CSV

From Starfish ETL
Jump to navigation Jump to search

Origin

We've seen some display issues with the CSV connector. The Connection String sample is not quite correct. It should read:

Data Source="C:\Starfish\Folder";Extended Properties="Text;HDR=Yes;"

Your SqL Selection Statement then selects from the filename:

SELECT * FROM districts.csv

In addition, there should be a "Select File..." button just above the Connection String box and all the way to the right. Sometimes, this doesn't display.

In version 5 and higher, you need quotes around the filename in the selection statement:

SELECT * FROM "districts.csv"

The file needs to be in a location that the Starfish app pool can read from.

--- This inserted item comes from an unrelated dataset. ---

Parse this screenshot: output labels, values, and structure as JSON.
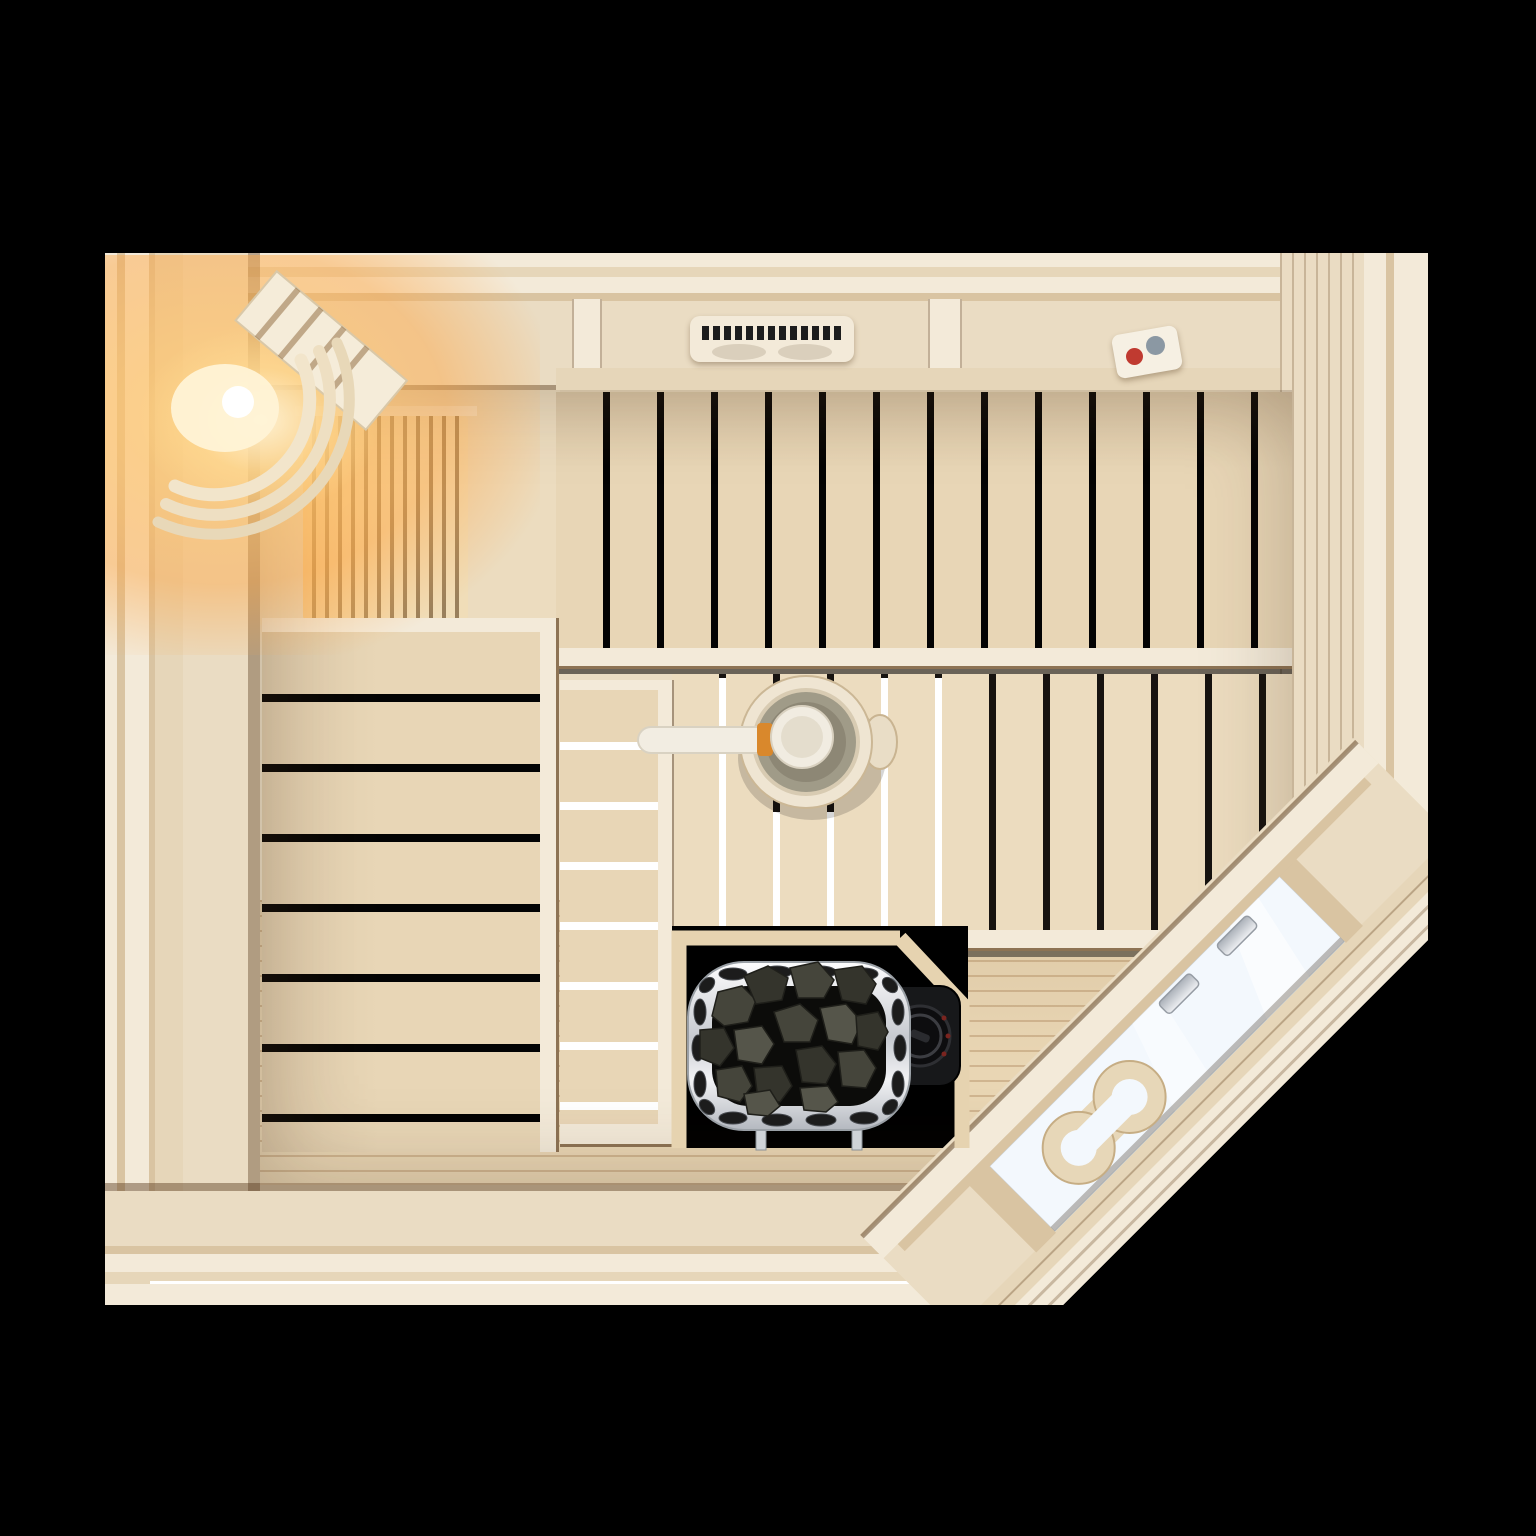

Either grant access to the directory for "IIS_IUSRS" or put the CSV file under C:\inetpub\wwwroot\StarfishEngine

Issues

Type mismatch issue where column contains some alpha numeric entries but Starfish believes the data is numeric.

If a column of data contains numeric data for the first few rows and then later contains alphanumeric data Starfish will expect numeric data from every row in the data and will then fail to parse the alphanumeric data. Because by default the Microsoft Jet driver that is used for this functionality only scans the first 16 rows, it tries to make a ‘guess’ based on that data for each column type. This is only a problem is the data changes from numeric to alphanumeric partway through the data as thinks the data is all numbers. In registry, navigate to: HKEY_LOCAL_MACHINE\SOFTWARE\Wow6432Node\Microsoft\Jet\4.0\Engines\Text Find the MaxScanRows key, and change the value to ‘0’. Restart Starfish. It may also be necessary to perform an IISRESET.